The Universal Hub was the first to report on Tuesday and the Boston Business Journal later reported on Tuesday that a Market Basket heir, Frances Demoulas Kettenbach, and her husband, Michael Kettenbach, basically acted like spoiled brats and that their now disbarred attorney, Gary Crossen, enabled them to do so. Frances Demoulas Kettenbach is a sister of Arthur T. Demoulas who recently bought out his cousin, Arthur S. Demoulas, for control of the Market Basket empire.
It seems as though the Kettenbachs wanted the entire building at 303 Commonwealth Avenue, Boston for themselves and in doing so they used strong armed tactics to try to either buy out or force the sale of the condominium units that they didn’t control. Among the things that the Kettenbachs did, according to the Massachusetts Appeals Court was to coerce, intimidate, and threaten:
- The Kettenbachs denied access to the building’s elevator to the elderly owners of a fourth floor unit, Jerome and Bernadette Wodinsky, for months which forced the elderly couple to use the stairs. Things got so bad that Jerome Wodinsky’s eighty-six year old brother, who used a walker, died in the unit as an involuntary shut in because he couldn’t get up and down from the unit because the elevator wasn’t in operation.
- The Kettenbachs used the condominium association’s power to assess fraudulently high condominium fees to the Wodinskys while simultaneously forgiving the condominium assessments of a unit owner who sold to the Kettenbachs.
- The Kettenbachs hired a private investigator who went to Bernadette Wodinsky’s place of business in order to threaten the Wodinskys with bankruptcy.

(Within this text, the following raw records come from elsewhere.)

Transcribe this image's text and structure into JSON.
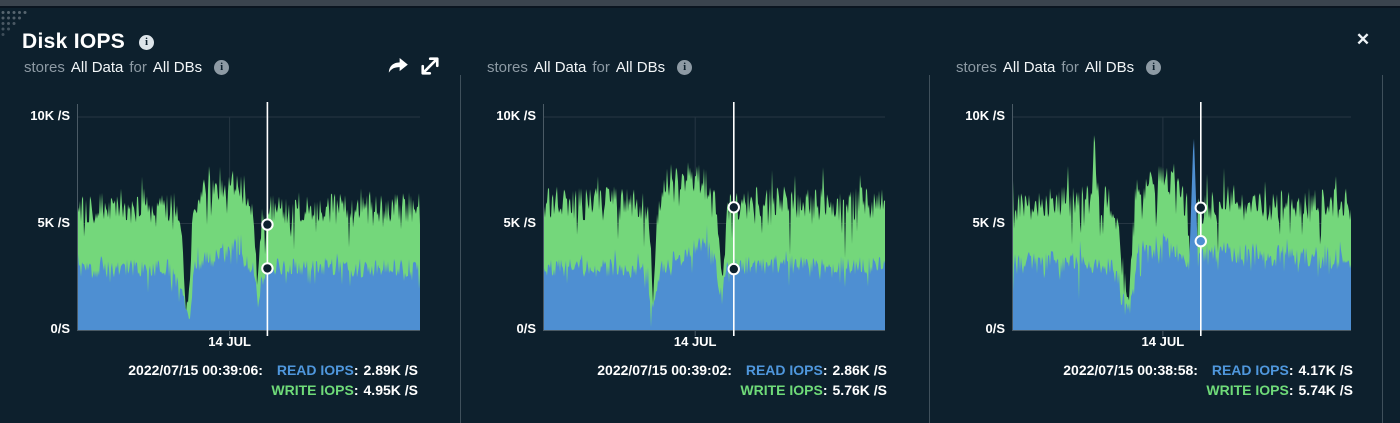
{
  "header": {
    "title": "Disk IOPS"
  },
  "icons": {
    "close_glyph": "✕",
    "info_glyph": "i",
    "share": "share-arrow-icon",
    "expand": "expand-diagonal-icon",
    "drag_dots": "corner-dots-decoration"
  },
  "labels": {
    "separator": ":"
  },
  "colors": {
    "background": "#0d202d",
    "top_strip": "#3a444e",
    "divider": "#3f505b",
    "axis": "#4a5a65",
    "grid": "#263643",
    "text": "#ffffff",
    "text_dim": "#8d9aa4",
    "read_blue": "#4e8fd2",
    "write_green": "#74d77b",
    "crosshair": "#ffffff"
  },
  "panels": [
    {
      "subtitle": {
        "prefix": "stores",
        "scope": "All Data",
        "connector": "for",
        "target": "All DBs"
      },
      "readout": {
        "timestamp": "2022/07/15 00:39:06:",
        "read_label": "READ IOPS",
        "read_value": "2.89K /S",
        "write_label": "WRITE IOPS",
        "write_value": "4.95K /S"
      }
    },
    {
      "subtitle": {
        "prefix": "stores",
        "scope": "All Data",
        "connector": "for",
        "target": "All DBs"
      },
      "readout": {
        "timestamp": "2022/07/15 00:39:02:",
        "read_label": "READ IOPS",
        "read_value": "2.86K /S",
        "write_label": "WRITE IOPS",
        "write_value": "5.76K /S"
      }
    },
    {
      "subtitle": {
        "prefix": "stores",
        "scope": "All Data",
        "connector": "for",
        "target": "All DBs"
      },
      "readout": {
        "timestamp": "2022/07/15 00:38:58:",
        "read_label": "READ IOPS",
        "read_value": "4.17K /S",
        "write_label": "WRITE IOPS",
        "write_value": "5.74K /S"
      }
    }
  ],
  "chart_data": [
    {
      "type": "area",
      "title": "Disk IOPS — stores All Data for All DBs",
      "unit": "K/S",
      "ylim": [
        0,
        10.8
      ],
      "grid": true,
      "yticks": [
        {
          "value": 10,
          "label": "10K /S"
        },
        {
          "value": 5,
          "label": "5K /S"
        },
        {
          "value": 0,
          "label": "0/S"
        }
      ],
      "xticks": [
        {
          "pos": 0.445,
          "label": "14 JUL"
        }
      ],
      "cursor": {
        "x": 0.555,
        "read_value": 2.89,
        "write_value": 4.95,
        "read_fill": "#0d212e",
        "write_fill": "#0d212e"
      },
      "series": [
        {
          "name": "WRITE IOPS",
          "color": "#74d77b",
          "noise": 0.75,
          "seed": 101,
          "spikes": [],
          "profile": [
            [
              0,
              5.7
            ],
            [
              0.1,
              5.8
            ],
            [
              0.2,
              5.7
            ],
            [
              0.29,
              5.8
            ],
            [
              0.305,
              5.1
            ],
            [
              0.315,
              1.6
            ],
            [
              0.325,
              0.9
            ],
            [
              0.338,
              5.9
            ],
            [
              0.37,
              6.4
            ],
            [
              0.43,
              6.8
            ],
            [
              0.465,
              7.0
            ],
            [
              0.49,
              6.5
            ],
            [
              0.515,
              5.9
            ],
            [
              0.527,
              2.0
            ],
            [
              0.54,
              5.4
            ],
            [
              0.56,
              5.6
            ],
            [
              0.7,
              5.8
            ],
            [
              0.85,
              5.6
            ],
            [
              1,
              5.8
            ]
          ]
        },
        {
          "name": "READ IOPS",
          "color": "#4e8fd2",
          "noise": 0.45,
          "seed": 102,
          "spikes": [],
          "profile": [
            [
              0,
              2.8
            ],
            [
              0.15,
              2.9
            ],
            [
              0.29,
              2.9
            ],
            [
              0.315,
              1.1
            ],
            [
              0.327,
              0.6
            ],
            [
              0.345,
              3.1
            ],
            [
              0.38,
              3.3
            ],
            [
              0.43,
              3.5
            ],
            [
              0.462,
              4.1
            ],
            [
              0.49,
              3.2
            ],
            [
              0.515,
              2.8
            ],
            [
              0.53,
              1.7
            ],
            [
              0.545,
              2.9
            ],
            [
              0.65,
              3.0
            ],
            [
              0.85,
              2.9
            ],
            [
              1,
              2.9
            ]
          ]
        }
      ]
    },
    {
      "type": "area",
      "title": "stores All Data for All DBs",
      "unit": "K/S",
      "ylim": [
        0,
        10.8
      ],
      "grid": true,
      "yticks": [
        {
          "value": 10,
          "label": "10K /S"
        },
        {
          "value": 5,
          "label": "5K /S"
        },
        {
          "value": 0,
          "label": "0/S"
        }
      ],
      "xticks": [
        {
          "pos": 0.445,
          "label": "14 JUL"
        }
      ],
      "cursor": {
        "x": 0.558,
        "read_value": 2.86,
        "write_value": 5.76,
        "read_fill": "#0d212e",
        "write_fill": "#0d212e"
      },
      "series": [
        {
          "name": "WRITE IOPS",
          "color": "#74d77b",
          "noise": 0.8,
          "seed": 201,
          "spikes": [],
          "profile": [
            [
              0,
              6.0
            ],
            [
              0.15,
              5.9
            ],
            [
              0.29,
              6.0
            ],
            [
              0.31,
              5.4
            ],
            [
              0.322,
              1.4
            ],
            [
              0.34,
              6.3
            ],
            [
              0.37,
              7.1
            ],
            [
              0.44,
              7.2
            ],
            [
              0.475,
              6.9
            ],
            [
              0.5,
              6.4
            ],
            [
              0.524,
              2.2
            ],
            [
              0.54,
              5.9
            ],
            [
              0.65,
              6.0
            ],
            [
              0.85,
              5.9
            ],
            [
              1,
              6.0
            ]
          ]
        },
        {
          "name": "READ IOPS",
          "color": "#4e8fd2",
          "noise": 0.45,
          "seed": 202,
          "spikes": [],
          "profile": [
            [
              0,
              2.9
            ],
            [
              0.2,
              2.9
            ],
            [
              0.3,
              2.8
            ],
            [
              0.322,
              0.8
            ],
            [
              0.345,
              3.0
            ],
            [
              0.4,
              3.4
            ],
            [
              0.45,
              3.9
            ],
            [
              0.475,
              4.2
            ],
            [
              0.5,
              3.3
            ],
            [
              0.524,
              1.6
            ],
            [
              0.54,
              3.0
            ],
            [
              0.7,
              3.1
            ],
            [
              1,
              3.0
            ]
          ]
        }
      ]
    },
    {
      "type": "area",
      "title": "stores All Data for All DBs",
      "unit": "K/S",
      "ylim": [
        0,
        10.8
      ],
      "grid": true,
      "yticks": [
        {
          "value": 10,
          "label": "10K /S"
        },
        {
          "value": 5,
          "label": "5K /S"
        },
        {
          "value": 0,
          "label": "0/S"
        }
      ],
      "xticks": [
        {
          "pos": 0.445,
          "label": "14 JUL"
        }
      ],
      "cursor": {
        "x": 0.557,
        "read_value": 4.17,
        "write_value": 5.74,
        "read_fill": "#4e8fd2",
        "write_fill": "#0d212e"
      },
      "series": [
        {
          "name": "WRITE IOPS",
          "color": "#74d77b",
          "noise": 0.8,
          "seed": 301,
          "spikes": [
            {
              "x": 0.243,
              "peak": 9.7,
              "width": 2
            }
          ],
          "profile": [
            [
              0,
              5.9
            ],
            [
              0.15,
              6.0
            ],
            [
              0.29,
              6.0
            ],
            [
              0.31,
              5.3
            ],
            [
              0.33,
              2.6
            ],
            [
              0.345,
              1.5
            ],
            [
              0.365,
              6.3
            ],
            [
              0.41,
              6.8
            ],
            [
              0.46,
              7.1
            ],
            [
              0.49,
              6.5
            ],
            [
              0.515,
              6.0
            ],
            [
              0.53,
              2.1
            ],
            [
              0.545,
              5.7
            ],
            [
              0.65,
              5.9
            ],
            [
              0.85,
              5.8
            ],
            [
              1,
              5.9
            ]
          ]
        },
        {
          "name": "READ IOPS",
          "color": "#4e8fd2",
          "noise": 0.55,
          "seed": 302,
          "spikes": [
            {
              "x": 0.536,
              "peak": 9.4,
              "width": 2
            }
          ],
          "profile": [
            [
              0,
              3.1
            ],
            [
              0.2,
              3.2
            ],
            [
              0.3,
              3.0
            ],
            [
              0.33,
              1.2
            ],
            [
              0.35,
              0.6
            ],
            [
              0.37,
              3.6
            ],
            [
              0.43,
              3.9
            ],
            [
              0.46,
              4.3
            ],
            [
              0.49,
              3.7
            ],
            [
              0.515,
              3.2
            ],
            [
              0.528,
              2.0
            ],
            [
              0.545,
              3.4
            ],
            [
              0.62,
              3.6
            ],
            [
              0.8,
              3.5
            ],
            [
              1,
              3.3
            ]
          ]
        }
      ]
    }
  ]
}
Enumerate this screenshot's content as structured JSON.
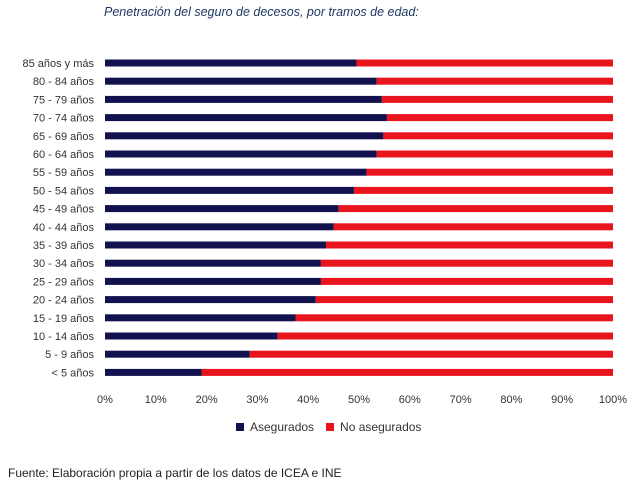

I’m glad that the Wodinskys have won in court, twice, and I hope that they are able to exact monetary revenge on the Kettenbachs. The Wodinskys civil rights were violated by the Kettenbachs. A story like this just shows that money can buy you a lot of things but it can’t buy you class.
It should be noted that the Wodinskys’ attorney is Donald N. Sweeney of Sweeney Law Chambers which is located in Stoneham. Attorneys like Donald Sweeney are a credit to the law profession.
Wouldn’t it have been easier for the Kettenbachs to have just found another place to buy?